Each arrangement, except the last track, is by one of the musicians on board and things are kept laidback and relaxed, but not bland or limp. A kind of sweetly polite, modest persona informs some of the stylings and attitudes, recalling Nat King Cole's sometimes preferred approach. There's tenderness in some phrasing and warmth of timbre on the idyllic and dreamy "Stairway to the Stars," the last cut—a rewarding one worth waiting for. (There are only ten selections.) And "Oh, You Crazy Moon" (Johnny Burke and Jimmy Van Heusen), the other highlight, reveals the thoughtful, serious, nuanced performance Costanzo is—surprise!—capable of, after all. In this piece chastising that lunar object for casting its irresistible spell on one's sweetheart and best friend ("look what you've done!"), he is convincing and involving. But other tracks are full of missed opportunities to get into a lyric's story and mood or to take the reins decidedly and compellingly in some way.

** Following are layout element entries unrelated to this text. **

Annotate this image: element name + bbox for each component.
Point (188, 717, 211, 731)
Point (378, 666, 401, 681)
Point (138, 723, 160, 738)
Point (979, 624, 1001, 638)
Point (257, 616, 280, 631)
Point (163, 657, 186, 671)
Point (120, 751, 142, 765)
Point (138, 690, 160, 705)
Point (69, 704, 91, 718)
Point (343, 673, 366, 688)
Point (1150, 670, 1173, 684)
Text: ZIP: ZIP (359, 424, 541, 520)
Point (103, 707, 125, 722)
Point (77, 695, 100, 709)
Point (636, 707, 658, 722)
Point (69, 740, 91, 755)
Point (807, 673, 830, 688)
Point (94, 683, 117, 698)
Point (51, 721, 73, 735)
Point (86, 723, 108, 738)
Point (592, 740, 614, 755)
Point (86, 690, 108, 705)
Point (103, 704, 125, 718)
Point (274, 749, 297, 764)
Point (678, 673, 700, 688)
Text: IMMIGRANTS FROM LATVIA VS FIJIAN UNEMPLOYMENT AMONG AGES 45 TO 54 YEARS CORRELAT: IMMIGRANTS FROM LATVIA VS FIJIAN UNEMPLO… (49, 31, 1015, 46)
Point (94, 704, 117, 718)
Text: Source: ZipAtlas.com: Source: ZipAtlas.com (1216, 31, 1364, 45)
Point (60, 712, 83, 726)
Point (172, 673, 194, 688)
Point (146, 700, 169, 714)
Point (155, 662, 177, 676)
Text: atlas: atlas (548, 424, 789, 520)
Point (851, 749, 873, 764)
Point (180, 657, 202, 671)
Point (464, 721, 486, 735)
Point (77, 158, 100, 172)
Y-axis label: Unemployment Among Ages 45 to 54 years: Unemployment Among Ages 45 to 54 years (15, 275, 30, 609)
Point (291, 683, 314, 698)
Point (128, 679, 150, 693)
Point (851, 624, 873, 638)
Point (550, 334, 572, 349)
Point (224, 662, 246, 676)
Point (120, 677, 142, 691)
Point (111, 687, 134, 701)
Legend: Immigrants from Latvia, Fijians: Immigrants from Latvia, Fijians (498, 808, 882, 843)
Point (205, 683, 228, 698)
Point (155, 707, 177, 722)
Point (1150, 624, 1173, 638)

Sure, many singers have rejected melodrama for mellow and made appealing marshmallow-sweet music with lush voices and pillowy plush. Others have taken serious songs and swung them hard, even cavalierly, finding surprising bite, downplaying sentimentality, or their blazing-hot voices, impressive jazz chops and improvisational skills compensate. That's not what's happening here. It's more "At ease, let's not break a sweat, let's kick back and float or sail on the wave of the music." They used to call it Easy Listening, and aspects of it have plenty of real appeal for some—especially if your focus is on the glow of familiar melodies when smiles trump tears. The seven-man band enriches some numbers' ambience, with felicitous work by Mark Sherman on vibes. Having Tedd Firth on piano is always a great asset; I just wish he were spotlighted more with solos and was more prominent overall in the orchestrations. His two contributions as arranger ("I Just Can't See for Lookin'" and "Penthouse Serenade") are particularly tasty and seem to find support and encourage the best happy medium between cool and warm.

I sense a developing if uneven singer on this CD; this late 2011 release was actually recorded back in 2008, the same year his first album came out. His growth can be checked out in person as he has been appearing in New York City at Feinstein's at Loews Regency, with his next date coming up on March 21, with the band from this album.